Que la historia de «Gloria» sobre la reconstrucción personal de una señora a punto de entrar en la sesentena nos pueda interesar (a priori) muy poco es algo que no debiera sorprender a nadie. Que muchas, muchas horas después prevalezca en la retina, en la memoria, el último baile catártico de «Gloria«, esa revolución solitaria y desafiante a su contexto, a todo lo que le rodea, tiene un mérito notable. Y no todo ello se puede achacar a los históricos acordes del «Disco 2000» de Pulp hit de Umberto Tozzi que suena en los créditos finales para lagrimita de los más talluditos. En «Gloria«, Sebastián Lelio filma austeramente, dejando que todo el peso del film recaiga en el tremendo tour de force interpretativo de su protagonista, Paulina García. Resulta especialmente interesante la oscilación del centro de gravedad emocional de Gloria (el personaje, pero también el propio film) en busca de un equilibrio que parece encontrar en sus secuencias de cierre. Muchas, muchas horas después de verla, ahora sí, podemos decirlo: gran película.
En cambio, los temores de encontrarnos con una nueva «Precious» afloraron conforme la cola avanzaba para entrar a ver la última sensación del cine independiente norteamericano: «Fruitvale Station«. El film de Ryan Coogler llegaba precedido no sólo de su éxito en Sundance, sino de toda serie de parabienes por parte de la crítica de su país. Basada en un trágico hecho real, al planteamiento inicial de «Fruitvale Station» no le falta atractivo: narración en primera persona del último día del año de un joven afroamericano en la Bay Area californiana. Pero pronto empiezan a aparecer tics telefilmescos que afean las buenas costumbres que puntualmente aparecen en la cinta, como el ritmo tenso que Coogler le imprime en ciertos segmentos. Por supuesto, no estamos ante el escupitajo antes mencionado que Lee Daniels nos lanzó hace unos años, y «Fruitvale Station» resulta aceptable, con algunos hallazgos formales remarcables (la recontextualización casi 2.0 artefactando tanto al relato como a la propia vida) y un notable Michael B. Jordan como Oscar Grant III, pero que finalmente se echa a perder por su cutrez sentimentalista y su regocijo en la imposición melodramática.

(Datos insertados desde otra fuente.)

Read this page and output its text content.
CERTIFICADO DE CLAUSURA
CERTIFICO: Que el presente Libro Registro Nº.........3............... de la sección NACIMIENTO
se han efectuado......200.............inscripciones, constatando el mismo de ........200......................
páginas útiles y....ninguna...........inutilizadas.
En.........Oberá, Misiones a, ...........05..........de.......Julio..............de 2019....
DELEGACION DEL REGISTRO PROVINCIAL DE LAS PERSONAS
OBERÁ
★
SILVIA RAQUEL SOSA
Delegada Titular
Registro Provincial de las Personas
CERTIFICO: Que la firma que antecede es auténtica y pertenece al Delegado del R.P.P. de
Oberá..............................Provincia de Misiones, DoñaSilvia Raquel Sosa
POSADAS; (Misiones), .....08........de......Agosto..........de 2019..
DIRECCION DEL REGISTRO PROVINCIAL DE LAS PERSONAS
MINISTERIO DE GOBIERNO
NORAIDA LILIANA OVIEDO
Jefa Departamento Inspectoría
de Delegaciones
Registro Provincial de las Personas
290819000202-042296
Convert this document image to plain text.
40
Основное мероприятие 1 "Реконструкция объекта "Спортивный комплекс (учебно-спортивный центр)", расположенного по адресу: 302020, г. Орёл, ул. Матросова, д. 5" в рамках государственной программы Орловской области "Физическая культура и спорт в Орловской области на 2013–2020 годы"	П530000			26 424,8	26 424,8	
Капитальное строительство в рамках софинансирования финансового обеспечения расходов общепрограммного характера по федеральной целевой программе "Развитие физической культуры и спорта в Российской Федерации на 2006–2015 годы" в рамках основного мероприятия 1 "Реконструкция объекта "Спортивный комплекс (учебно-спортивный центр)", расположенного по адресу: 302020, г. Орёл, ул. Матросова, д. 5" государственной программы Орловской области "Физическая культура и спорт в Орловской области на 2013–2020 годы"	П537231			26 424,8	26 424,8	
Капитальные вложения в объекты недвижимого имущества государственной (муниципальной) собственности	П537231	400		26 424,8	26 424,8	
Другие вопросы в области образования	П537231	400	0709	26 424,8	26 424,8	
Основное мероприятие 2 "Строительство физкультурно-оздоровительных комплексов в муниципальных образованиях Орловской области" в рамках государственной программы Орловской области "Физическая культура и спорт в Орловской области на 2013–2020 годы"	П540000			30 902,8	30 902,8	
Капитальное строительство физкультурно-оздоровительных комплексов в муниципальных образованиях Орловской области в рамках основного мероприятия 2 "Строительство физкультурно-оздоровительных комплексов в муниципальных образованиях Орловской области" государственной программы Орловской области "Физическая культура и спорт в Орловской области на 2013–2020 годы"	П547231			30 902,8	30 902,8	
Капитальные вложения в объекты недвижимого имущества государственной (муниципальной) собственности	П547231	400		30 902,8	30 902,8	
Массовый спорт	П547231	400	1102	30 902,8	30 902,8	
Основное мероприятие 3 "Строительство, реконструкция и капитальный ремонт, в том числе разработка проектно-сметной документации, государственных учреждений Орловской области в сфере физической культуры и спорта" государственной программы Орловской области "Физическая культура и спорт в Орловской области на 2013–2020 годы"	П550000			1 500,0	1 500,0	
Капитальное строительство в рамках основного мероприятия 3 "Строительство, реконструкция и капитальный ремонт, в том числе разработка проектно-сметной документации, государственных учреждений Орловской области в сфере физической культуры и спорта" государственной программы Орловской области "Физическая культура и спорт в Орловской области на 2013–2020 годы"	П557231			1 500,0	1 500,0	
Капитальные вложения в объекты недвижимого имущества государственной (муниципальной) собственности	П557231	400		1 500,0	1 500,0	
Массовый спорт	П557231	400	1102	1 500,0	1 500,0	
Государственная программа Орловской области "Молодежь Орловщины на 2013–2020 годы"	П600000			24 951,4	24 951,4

Y más que imposición melodramática, es implosión melodramática la que se desborda en la intensa ganadora del Oso de Oro en el pasado Festival de Berlín. «Child’s Pose» toma como excusa argumental las consecuencias inmediatas del accidente fatal en el que un hombre, hijo único de una familia con posibles, atropella mortalmente a un muchacho de clase baja. Narrada con pulso trémulo para intensificar el drama, el director Calin Peter Netzer muestra las carencias y desórdenes afectivos de una familia pudiente cuando les toca enfrentarse a la tragedia en un entorno completamente ajeno a ellos. Enfatizando el poder que (aún, quién lo diría) puede tener el diálogo en el cine contemporáneo, Netzer y el guionista Razvan Radulescu entregan algunas escenas de tremendo calado, como la reunión entre la madre del homicida y un testigo del accidente en el que se insinúan, se esconden y se vuelven a insinuar toda una serie de tejemanejes que ponen muy al descubierto la fragilidad moral humana. «Child’s Pose» afecta finalmente por cuanto muestra la podredumbre inquebrantable del ser en si. Aplausos.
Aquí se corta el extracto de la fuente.